Forrest Young's Notes
Copyright © 1997-9 by Forrest W. Young.
We return to the GPA and Verbal SAT variables. The scatterplot for these data is shown below:
Simple Regression Example:
1999 GPA and Verbal SAT
Note: We are using Verbal SAT divided by 100 to clarify the discussion of the slope (so that we can see a change of one unit on the plot). This change in the variable (dividing by a constant) does not change the relationship between the two variables, and does not change either the correlation or regression analysis.
ViSta Regres: Before doing the regression analysis, we divided the SAT scores by 100 so that we can understand the results better (see below). We do this by clicking on the data object, and then typing in the listener:
:variables '("GPA" "MSAT/100" "VSAT/100")
:data (combine (bind-columns gpa
(/ mathsat 100)
(/ verbsat 100))))
Now we do the regression analysis using ViSta's Regression Analysis module, which can be done by clicking on the Regres button on the workmap.
Report: We then ask for the regression report. It is shown below.

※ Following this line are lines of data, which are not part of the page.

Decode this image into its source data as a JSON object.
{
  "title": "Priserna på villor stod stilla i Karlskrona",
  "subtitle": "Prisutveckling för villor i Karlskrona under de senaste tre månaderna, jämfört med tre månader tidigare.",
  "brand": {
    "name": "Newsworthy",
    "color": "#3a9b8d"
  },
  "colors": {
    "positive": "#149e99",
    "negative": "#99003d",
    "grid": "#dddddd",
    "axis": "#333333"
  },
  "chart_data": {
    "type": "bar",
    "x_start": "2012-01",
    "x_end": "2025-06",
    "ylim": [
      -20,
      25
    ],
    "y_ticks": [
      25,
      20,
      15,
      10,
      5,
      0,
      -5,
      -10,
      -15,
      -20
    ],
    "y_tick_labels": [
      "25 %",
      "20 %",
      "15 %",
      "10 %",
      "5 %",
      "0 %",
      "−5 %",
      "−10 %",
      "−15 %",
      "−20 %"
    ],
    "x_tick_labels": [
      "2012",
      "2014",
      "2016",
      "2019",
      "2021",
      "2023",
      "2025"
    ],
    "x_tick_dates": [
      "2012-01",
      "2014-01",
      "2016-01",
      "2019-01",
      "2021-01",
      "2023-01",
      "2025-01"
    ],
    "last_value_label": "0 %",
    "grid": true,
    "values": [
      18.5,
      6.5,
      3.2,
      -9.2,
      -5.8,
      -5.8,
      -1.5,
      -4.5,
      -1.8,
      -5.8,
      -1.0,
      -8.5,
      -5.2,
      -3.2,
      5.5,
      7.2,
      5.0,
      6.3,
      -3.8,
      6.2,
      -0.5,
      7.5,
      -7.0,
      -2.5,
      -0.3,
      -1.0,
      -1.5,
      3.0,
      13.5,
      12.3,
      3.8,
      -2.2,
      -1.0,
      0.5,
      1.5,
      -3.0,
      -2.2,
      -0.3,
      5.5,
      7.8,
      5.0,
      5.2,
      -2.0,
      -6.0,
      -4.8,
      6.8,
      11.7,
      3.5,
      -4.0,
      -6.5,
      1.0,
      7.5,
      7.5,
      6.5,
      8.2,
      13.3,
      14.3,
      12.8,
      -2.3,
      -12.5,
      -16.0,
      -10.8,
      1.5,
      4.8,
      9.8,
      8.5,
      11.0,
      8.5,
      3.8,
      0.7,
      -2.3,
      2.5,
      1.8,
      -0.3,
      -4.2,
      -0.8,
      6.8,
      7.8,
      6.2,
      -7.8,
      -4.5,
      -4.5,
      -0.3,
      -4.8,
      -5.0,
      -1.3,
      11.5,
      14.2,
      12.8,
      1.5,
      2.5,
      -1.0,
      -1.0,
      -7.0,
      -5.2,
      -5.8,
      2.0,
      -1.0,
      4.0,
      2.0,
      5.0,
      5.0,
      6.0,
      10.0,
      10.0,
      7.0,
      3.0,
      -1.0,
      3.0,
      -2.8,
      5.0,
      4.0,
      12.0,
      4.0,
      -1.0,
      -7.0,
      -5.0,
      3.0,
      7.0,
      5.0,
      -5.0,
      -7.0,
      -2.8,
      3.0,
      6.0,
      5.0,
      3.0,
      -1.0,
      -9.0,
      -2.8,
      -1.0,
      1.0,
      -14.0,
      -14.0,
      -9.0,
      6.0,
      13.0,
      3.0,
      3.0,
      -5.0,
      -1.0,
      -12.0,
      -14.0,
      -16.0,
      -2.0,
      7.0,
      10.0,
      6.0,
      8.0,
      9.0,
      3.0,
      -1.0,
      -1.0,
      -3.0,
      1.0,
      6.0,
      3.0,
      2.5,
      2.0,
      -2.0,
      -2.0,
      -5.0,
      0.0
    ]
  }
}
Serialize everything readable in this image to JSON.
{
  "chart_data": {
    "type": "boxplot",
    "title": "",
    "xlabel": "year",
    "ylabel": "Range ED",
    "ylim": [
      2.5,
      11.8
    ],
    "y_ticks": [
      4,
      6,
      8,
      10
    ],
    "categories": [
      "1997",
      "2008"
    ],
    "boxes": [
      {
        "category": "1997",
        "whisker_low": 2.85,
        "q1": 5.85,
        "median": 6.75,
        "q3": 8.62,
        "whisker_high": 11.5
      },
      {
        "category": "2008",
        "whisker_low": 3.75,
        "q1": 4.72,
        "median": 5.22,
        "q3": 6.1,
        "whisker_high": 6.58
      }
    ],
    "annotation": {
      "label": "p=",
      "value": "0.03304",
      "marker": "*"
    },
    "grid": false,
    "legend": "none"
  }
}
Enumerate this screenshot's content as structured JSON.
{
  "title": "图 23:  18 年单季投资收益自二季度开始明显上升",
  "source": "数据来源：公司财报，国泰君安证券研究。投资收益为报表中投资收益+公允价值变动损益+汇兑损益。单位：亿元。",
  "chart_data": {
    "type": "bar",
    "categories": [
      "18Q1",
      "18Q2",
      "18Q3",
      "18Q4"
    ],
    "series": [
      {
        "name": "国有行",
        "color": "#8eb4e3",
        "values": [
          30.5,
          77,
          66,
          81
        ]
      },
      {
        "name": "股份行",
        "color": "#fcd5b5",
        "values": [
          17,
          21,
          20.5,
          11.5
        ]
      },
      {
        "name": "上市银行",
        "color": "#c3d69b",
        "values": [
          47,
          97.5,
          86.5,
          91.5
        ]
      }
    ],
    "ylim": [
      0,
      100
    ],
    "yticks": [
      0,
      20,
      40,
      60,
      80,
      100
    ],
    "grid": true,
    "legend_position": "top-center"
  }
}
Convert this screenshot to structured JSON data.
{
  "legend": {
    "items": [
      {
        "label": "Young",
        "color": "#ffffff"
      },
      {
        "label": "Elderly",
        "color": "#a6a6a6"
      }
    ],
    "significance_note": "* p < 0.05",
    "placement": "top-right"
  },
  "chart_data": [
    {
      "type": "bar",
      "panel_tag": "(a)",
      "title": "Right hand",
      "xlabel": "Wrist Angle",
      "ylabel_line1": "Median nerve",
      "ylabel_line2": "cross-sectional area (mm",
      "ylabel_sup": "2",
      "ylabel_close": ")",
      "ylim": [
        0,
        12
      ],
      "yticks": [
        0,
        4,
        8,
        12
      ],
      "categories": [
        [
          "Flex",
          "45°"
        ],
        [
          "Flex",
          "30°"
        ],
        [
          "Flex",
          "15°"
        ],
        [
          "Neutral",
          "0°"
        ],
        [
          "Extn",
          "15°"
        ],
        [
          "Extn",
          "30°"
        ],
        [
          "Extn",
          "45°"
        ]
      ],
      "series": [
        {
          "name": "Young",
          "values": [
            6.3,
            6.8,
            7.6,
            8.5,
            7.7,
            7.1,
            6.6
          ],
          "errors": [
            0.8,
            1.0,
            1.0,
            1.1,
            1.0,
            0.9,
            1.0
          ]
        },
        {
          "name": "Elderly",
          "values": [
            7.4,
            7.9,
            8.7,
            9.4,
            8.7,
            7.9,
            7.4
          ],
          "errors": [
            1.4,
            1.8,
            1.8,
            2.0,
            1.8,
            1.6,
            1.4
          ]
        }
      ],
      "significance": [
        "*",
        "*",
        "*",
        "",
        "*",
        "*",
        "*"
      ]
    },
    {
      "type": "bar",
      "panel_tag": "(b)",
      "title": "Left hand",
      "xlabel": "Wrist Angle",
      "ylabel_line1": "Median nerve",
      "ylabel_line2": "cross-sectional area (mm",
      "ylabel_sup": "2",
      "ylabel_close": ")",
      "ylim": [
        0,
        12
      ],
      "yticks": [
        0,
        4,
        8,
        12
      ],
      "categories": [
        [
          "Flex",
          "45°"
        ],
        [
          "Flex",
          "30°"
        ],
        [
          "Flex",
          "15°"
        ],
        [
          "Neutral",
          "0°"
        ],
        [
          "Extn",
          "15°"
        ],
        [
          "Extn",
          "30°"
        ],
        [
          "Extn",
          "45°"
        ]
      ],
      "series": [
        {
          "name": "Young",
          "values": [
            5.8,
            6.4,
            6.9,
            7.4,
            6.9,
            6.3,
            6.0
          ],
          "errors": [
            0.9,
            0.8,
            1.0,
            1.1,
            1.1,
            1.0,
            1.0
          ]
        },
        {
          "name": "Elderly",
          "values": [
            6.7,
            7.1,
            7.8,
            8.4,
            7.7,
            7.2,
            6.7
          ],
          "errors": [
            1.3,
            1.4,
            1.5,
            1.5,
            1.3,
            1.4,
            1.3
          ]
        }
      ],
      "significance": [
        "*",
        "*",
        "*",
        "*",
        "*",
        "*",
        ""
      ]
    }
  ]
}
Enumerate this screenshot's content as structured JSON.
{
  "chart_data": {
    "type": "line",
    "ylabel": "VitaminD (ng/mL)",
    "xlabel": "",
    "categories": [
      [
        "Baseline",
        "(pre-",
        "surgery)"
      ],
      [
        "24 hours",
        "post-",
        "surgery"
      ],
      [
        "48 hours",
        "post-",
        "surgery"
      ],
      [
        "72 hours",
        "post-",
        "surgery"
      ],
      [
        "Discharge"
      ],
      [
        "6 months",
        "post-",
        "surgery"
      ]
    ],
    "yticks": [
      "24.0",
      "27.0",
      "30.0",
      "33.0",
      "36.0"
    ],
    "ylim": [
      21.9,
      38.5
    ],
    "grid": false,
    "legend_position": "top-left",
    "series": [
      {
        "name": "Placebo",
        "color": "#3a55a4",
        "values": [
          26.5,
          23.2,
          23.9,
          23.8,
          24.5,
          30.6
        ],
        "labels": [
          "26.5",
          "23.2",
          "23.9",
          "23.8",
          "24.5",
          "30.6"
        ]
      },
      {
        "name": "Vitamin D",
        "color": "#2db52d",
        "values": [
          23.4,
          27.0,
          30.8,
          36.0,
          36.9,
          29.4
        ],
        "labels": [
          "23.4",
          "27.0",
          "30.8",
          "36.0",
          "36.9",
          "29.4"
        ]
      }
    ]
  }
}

The regression analysis report has three major sections, each containing important information about the analysis:
- Parameter Estimates: The parameter estimates section of the report presents information about the slope and intercept.
Under the "Estimate" column the report presents the values for the intercept and slope of the line that regression analysis estimates produces the best fit to the points.
The intercept and slope are often called the "coefficients", because they are the coefficients of the regression line. They are called "estimates" (short for "estimated coefficients") because they are estimates of what the coefficients are in the population.
- Intercept:The report calls the intercept the "Constant". Regression analysis estimates it to be a=1.41. This means that if we had someone with a Verbal SAT of zero, we would estimate that person's GPA to be 1.41.
Notice that this value doesn't make much sense! In fact, the Intercept is usually not interpreted, especially if a value of zero for the predictor variable can't really be obtained in practice.
- Slope:The report presents the slope for the "VerbSAT/100" variable. Regression analysis estimates it to be b=0.28.(It would have been .0028 if we hadn't divided by 100, which would appear as 0.00 on the report, not very useful1). This means that for every point change in VerbSAT/100 (which corresponds to 100 points change in Verbal SAT) we expect a change in GPA of 0.28.
Thus, for a person whose SAT is 100 points higher than another person's, we would predict that the first person's GPA would be .28 points higher than the second person's. This makes good sense, and is an important part of the results of regression analysis.
- Regression Line: The equation for the regression line is:
GPA = 1.41 + 0.28(VerbSAT/100)
This regression line appears on the regression plot that is part of the visualization. It is shown here.. Notice that it goes up .28 GPA unit for each VerbSAT/100 unit that we move to the right.
- Std. Error: The report has a column labeled Standard Error. This column presents the standard errors of the estimated coefficients. This measures the stability of the estimates.
Note: This is not what the book calls the "Standard Error of Estimate". That value is presented below by the name "Sigma Hat (RMS Error)".
- t-ratio, P-Value: These provide a significance test for each of the estimated coefficients. The test is of the null hypothesis that the tested coefficient (intercept or slope) is zero.
Note: The question of whether the slope is zero gets at the question of the nature of the relationship between the two variables. This is important because the question is: Does one variable change when the other does? (Note that zero intercept makes little interpretive sense and the test is usually ignored).
Summary of Fit
- R Squared: This is the square of the correlation between the two variables. It is the coefficient of determination that measures the variance shared between the variables.
- Sigma Hat (RMS Error): This is what the books calls the "Standard Error of Estimate". It specifies the Root-Mean-Squared (RMS) average --- or standard --- distance between the points and the line, measured vertically.
Analysis of Variance: An analysis of variance is reported that tells us whether the entire regression model significantly fits the response variable. The entire model includes both the slope and intercept simultaneously. The null hypothesis is that there is no relation between the two variables. The F-Ratio and P-Value summarize this test's results. The R-Squared tells us the proportion of variance in GPA that is understood from MSAT.